At the time of writing the wording of the Executive Priority Motion on the Bill is unknown but, if the signs are to be believed, it is unlikely to contain a serious action strategy. It will therefore be necessary to consider carefully the kind of amendments we want to promote. We believe this should involve some form of non-cooperation with the the terms of the Bill when it becomes statutory.
It is encouraging that some MP’s have gone on record to defend comprehensive education. But Tony ‘I will never axe grammar schools’ Blair will bring most of those into line.
New research confirms the belief that in areas where selection operates the 75% who are not selected do worse than their peers in non-selective areas. Blair will ignore this because he doesn’t give a damn for working class children.
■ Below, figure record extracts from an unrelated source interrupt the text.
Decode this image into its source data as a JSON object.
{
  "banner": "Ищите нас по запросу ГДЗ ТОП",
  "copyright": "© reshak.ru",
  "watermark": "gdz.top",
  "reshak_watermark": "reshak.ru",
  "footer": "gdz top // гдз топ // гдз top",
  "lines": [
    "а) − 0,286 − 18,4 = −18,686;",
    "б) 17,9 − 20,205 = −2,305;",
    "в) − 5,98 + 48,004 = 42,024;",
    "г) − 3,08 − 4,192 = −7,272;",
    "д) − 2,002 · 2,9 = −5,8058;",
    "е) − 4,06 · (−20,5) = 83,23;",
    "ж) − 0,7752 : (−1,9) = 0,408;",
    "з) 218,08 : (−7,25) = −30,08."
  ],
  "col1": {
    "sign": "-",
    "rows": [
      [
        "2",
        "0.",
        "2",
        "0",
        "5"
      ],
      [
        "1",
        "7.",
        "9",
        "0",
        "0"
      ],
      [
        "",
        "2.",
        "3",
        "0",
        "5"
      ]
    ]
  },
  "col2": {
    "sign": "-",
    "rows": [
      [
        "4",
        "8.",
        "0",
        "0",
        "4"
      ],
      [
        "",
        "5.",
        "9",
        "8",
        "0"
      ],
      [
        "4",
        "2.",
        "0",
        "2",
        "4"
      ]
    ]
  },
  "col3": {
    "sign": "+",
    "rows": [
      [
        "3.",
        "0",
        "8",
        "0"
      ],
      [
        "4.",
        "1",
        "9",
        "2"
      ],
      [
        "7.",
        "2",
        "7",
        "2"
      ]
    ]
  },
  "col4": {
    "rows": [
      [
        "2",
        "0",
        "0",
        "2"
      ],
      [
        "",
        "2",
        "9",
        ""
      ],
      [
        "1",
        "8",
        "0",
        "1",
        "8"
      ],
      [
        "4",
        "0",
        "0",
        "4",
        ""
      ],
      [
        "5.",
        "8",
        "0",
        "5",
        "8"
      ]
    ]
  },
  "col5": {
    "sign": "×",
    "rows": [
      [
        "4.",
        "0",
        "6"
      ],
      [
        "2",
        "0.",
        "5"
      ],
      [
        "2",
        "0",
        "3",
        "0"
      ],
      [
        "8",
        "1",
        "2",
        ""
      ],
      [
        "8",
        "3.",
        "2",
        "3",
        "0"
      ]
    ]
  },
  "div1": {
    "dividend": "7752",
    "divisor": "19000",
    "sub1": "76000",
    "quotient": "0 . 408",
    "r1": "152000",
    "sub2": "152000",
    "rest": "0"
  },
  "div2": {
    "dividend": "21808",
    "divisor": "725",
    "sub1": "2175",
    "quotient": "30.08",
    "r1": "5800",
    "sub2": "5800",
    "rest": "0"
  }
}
Who else could ask the question - “would you want to send your kid to a (secondary) school that gets you fewer than 30% (5A*-C)?”
The determination of members in schools to defend pay and conditions against the TLR cuts is the model that should be used nationally against the Bill. The embryo of solidarity shown by teachers during the local government pensions strike on March 28th demonstrates what can be achieved when we unite against a threat to universal provision. The Education Bill represents a greater threat to teachers than TLRs and it needs a response on a national scale to match the level of threat. The question is has the leadership got the bottle?
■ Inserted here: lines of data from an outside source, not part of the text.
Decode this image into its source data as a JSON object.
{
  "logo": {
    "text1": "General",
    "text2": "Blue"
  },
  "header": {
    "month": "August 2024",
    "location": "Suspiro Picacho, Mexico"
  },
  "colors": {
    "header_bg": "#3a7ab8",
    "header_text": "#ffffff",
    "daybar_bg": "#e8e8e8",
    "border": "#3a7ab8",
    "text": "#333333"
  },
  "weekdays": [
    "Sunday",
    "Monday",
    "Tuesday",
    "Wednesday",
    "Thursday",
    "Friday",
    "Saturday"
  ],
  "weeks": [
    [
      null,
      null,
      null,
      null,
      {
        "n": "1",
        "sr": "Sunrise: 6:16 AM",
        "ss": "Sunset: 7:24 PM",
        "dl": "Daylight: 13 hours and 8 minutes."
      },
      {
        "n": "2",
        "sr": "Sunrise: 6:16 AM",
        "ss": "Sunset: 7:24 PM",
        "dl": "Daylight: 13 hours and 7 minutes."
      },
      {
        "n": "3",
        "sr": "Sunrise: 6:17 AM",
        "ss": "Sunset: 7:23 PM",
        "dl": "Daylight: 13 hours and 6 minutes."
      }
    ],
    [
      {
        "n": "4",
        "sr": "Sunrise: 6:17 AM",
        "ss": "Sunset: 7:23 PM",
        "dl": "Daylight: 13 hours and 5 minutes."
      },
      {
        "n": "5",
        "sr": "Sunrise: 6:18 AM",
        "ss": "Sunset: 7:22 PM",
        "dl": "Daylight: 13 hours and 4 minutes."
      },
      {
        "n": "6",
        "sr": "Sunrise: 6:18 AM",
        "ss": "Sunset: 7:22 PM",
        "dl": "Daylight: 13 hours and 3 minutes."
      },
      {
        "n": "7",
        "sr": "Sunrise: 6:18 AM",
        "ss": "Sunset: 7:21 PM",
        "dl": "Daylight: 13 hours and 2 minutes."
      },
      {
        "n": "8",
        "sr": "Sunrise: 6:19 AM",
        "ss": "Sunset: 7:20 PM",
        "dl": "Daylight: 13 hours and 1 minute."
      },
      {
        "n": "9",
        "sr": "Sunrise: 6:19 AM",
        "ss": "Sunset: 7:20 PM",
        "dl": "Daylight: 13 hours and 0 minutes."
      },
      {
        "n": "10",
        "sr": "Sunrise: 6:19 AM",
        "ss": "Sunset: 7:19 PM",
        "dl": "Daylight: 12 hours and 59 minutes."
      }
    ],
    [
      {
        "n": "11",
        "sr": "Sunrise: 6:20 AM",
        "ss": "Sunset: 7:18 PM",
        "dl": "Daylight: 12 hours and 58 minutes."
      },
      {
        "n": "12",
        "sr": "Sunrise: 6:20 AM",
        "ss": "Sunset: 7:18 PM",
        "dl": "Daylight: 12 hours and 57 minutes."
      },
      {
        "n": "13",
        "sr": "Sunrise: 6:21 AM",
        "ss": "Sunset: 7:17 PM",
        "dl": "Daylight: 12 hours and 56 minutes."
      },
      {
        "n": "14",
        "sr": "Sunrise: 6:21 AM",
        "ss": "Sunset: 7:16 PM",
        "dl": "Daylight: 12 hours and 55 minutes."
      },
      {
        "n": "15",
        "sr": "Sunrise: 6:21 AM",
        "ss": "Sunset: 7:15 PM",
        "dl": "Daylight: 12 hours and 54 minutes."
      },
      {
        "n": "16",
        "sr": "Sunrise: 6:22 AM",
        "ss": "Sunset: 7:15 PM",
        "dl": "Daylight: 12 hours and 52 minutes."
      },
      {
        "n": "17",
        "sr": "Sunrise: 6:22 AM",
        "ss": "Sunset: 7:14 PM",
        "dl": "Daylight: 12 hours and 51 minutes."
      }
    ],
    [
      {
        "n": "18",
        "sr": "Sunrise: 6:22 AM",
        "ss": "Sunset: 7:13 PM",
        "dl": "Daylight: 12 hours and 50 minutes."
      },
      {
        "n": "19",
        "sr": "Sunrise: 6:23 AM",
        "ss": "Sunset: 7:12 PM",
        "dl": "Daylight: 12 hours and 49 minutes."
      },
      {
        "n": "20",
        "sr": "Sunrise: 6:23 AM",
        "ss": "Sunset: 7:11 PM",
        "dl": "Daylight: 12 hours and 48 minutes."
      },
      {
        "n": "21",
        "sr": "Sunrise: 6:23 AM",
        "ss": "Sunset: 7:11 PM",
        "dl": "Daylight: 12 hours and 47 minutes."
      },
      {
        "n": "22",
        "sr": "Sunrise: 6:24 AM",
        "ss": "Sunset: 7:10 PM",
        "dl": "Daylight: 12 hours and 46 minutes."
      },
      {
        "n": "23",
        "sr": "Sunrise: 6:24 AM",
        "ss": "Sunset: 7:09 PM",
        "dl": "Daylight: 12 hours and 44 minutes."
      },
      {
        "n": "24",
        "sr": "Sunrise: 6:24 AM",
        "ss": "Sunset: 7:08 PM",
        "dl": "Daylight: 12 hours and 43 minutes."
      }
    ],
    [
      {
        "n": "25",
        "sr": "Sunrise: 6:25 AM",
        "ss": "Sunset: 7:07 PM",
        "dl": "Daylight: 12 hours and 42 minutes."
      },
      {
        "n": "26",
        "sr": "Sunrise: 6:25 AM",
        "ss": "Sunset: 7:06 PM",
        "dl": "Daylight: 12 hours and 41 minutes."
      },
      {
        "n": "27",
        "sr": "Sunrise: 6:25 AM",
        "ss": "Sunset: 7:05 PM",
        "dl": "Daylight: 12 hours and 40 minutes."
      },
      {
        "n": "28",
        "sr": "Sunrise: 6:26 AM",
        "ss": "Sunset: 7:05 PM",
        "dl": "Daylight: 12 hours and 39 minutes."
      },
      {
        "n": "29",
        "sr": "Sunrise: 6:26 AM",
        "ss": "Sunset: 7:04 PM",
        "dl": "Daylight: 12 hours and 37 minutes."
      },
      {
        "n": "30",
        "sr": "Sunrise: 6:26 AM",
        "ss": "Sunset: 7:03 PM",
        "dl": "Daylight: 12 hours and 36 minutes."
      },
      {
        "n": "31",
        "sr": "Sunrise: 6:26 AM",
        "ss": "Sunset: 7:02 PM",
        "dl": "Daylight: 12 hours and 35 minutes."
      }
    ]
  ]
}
There is a lot to do if we are to overcome the complacency of the NUT leadership, and indeed those of other trade unions, if we are to see a serious fight to defend state education. Blair will not concede anything of consequence without a fight.
The determination of school-based trade unionists in alliance with parents, students and other trade unions are the major force that will tip the balance in our favour. We can start the ball rolling by planning a campaign to resist the Bill if passed.
Lots of commentators have compared the idea of trust schools to the Tory policy of grant-maintained schools in the 1990’s.
This idea passed through Parliament but was effectively killed by local and national campaigns to stop schools opting out. Local trade unionists linked up with parents and even constituency Labour parties to prevent it. We need to be prepared for this sort of campaigning again. But this time it will need to be more generalised.
The Tories at least allowed parents a vote on whether their school should opt out of democratic control. New Labour don’t plan to make that mistake. We will need to put pressure on schools planning to take up trust status. We will need to get commitments from LEAs that any new school set up will be a community school and that they will resist pressure to have trust schools.
Trade unionists need to consider what action they can take to defend school staff from the threat of trust schools which can tear up pay and conditions agreements. Experience from academies emphasises the huge threat to negotiating rights so the Union should be considering pre-emptive industrial action to stop this.
None of this means that the battle to stop this Bill in Parliament is irrelevant. It isn’t. However, the Bill will only lose in Parliament if enough Labour MPs vote against and there are enough concessions to ensure that the Tories also oppose it. If that combination of events happens, good.
We should work hard to increase the Labour rebellion. But the best way to shake up MP’s and councillors is to build a mass campaign for non-co-operation with the Education and Inspections Act including a focus on industrial action sooner rather than later.